A Hierarchical plot shows the inferred intercellular communication network for collagen signaling. This plot consists of two parts: Left and right portions highlight the autocrine and paracrine signaling to FAPs, regenerative fibers, satellite cells, and adipocytes and to the other clusters identified, respectively. Solid and open circles represent the source and target, respectively. Circle sizes are proportional to the number of cells in each cell group and edge width represents the communication probability. Edge colors are consistent with the signaling source. B Heatmap shows the relative importance of each cell group based on the computed network centrality measures of the collagen signaling network in control samples. C Hierarchical plot shows the inferred intercellular communication network for collagen signaling in DMD samples. D Heatmap shows the relative importance of each cell group based on the computed network centrality measures of the collagen signaling network in control samples. E Chord plot displaying intercellular communication network for collagen signaling in controls. F Chord plot displaying intercellular communication network for collagen signaling in DMD. G Relative contribution of each ligand-receptor pair to the overall communication network of a collagen signaling pathway in control samples, which is the ratio of the total communication probability of the inferred network of each ligand-receptor pair to that of the collagen signaling pathway. H Relative contribution of each ligand-receptor pair to the overall communication network of a collagen signaling pathway in DMD samples. I Violin plot showing the expression distribution of signaling genes involved in the inferred collagen signaling.

Fig. 8. Laminin signaling pathway in control and DMD muscle samples.

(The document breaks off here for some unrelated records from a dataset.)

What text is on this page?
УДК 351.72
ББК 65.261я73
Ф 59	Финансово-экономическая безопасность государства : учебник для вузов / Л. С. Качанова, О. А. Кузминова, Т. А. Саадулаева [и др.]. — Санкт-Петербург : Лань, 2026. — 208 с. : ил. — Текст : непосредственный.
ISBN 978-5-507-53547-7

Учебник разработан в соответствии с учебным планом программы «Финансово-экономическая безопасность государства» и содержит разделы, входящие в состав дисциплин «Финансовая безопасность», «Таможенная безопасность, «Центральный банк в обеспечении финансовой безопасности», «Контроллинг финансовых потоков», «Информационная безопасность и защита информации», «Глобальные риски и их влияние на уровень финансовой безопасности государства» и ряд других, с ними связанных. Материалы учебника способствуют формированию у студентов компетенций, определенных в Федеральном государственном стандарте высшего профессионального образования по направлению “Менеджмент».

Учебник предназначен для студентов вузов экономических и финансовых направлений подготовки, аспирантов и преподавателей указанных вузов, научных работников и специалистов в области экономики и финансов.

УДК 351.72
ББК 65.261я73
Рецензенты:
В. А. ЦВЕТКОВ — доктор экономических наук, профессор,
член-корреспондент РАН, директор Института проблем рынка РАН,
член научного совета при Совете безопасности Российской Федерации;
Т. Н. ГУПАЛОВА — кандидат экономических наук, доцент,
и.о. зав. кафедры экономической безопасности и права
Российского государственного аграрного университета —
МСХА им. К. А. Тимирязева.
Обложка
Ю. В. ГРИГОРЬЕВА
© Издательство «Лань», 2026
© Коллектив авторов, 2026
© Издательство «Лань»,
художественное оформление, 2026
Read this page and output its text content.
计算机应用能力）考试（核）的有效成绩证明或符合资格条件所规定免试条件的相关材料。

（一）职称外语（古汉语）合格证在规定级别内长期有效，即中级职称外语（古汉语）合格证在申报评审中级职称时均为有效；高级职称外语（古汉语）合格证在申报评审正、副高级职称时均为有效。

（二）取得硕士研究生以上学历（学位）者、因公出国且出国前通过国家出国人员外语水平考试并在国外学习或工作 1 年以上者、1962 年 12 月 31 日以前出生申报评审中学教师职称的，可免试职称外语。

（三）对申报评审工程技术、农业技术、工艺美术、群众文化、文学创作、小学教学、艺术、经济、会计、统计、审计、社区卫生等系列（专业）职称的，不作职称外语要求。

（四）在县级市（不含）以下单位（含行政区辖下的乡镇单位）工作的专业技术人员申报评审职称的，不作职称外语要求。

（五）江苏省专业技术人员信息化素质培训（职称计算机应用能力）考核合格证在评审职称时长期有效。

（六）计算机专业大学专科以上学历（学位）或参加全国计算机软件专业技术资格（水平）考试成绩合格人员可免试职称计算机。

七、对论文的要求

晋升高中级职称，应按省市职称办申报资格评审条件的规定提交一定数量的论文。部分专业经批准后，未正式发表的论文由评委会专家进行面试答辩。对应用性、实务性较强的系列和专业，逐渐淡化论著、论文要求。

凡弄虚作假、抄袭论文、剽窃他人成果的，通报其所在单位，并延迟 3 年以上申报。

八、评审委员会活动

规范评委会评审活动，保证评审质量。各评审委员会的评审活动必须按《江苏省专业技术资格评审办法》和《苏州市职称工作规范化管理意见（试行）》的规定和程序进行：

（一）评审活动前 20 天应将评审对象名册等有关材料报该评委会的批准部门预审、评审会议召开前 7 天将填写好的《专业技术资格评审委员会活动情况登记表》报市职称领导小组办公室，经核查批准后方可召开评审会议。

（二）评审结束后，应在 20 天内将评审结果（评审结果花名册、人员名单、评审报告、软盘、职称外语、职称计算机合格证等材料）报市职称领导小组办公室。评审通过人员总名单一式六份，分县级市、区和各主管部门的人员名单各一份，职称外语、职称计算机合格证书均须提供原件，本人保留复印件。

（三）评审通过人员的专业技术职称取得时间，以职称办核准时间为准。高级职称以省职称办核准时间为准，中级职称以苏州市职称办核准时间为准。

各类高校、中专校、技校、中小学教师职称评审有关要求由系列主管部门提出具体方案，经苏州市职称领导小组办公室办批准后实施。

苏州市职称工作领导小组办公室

A Hierarchical plot shows the inferred intercellular communication network for laminin signaling. This plot consists of two parts: Left and right portions highlight the autocrine and paracrine signaling to FAPs, regenerative fibers, satellite cells, and adipocytes and to the other clusters identified, respectively. Solid and open circles represent the source and target, respectively. Circle sizes are proportional to the number of cells in each cell group and edge width represents the communication probability. Edge colors are consistent with the signaling source. B Heatmap shows the relative importance of each cell group based on the computed network centrality measures of the laminin signaling network in control samples. C The hierarchical plot shows the inferred intercellular communication network for laminin signaling in DMD samples. D Heatmap shows the relative importance of each cell group based on the computed network centrality measures of the laminin signaling network in control samples. E Chord plot displaying intercellular communication network for laminin signaling in controls. F Chord plot displaying intercellular communication network for laminin signaling in DMD. G Relative contribution of each ligand-receptor pair to the overall communication network of a laminin signalling pathway in control samples, which is the ratio of the total communication probability of the inferred network of each ligand-receptor pair to that of the laminin pathway. H Relative contribution of each ligand-receptor pair to the overall communication network of a laminin signaling pathway in DMD samples. I Violin plot showing the expression distribution of signaling genes involved in the inferred laminin signaling.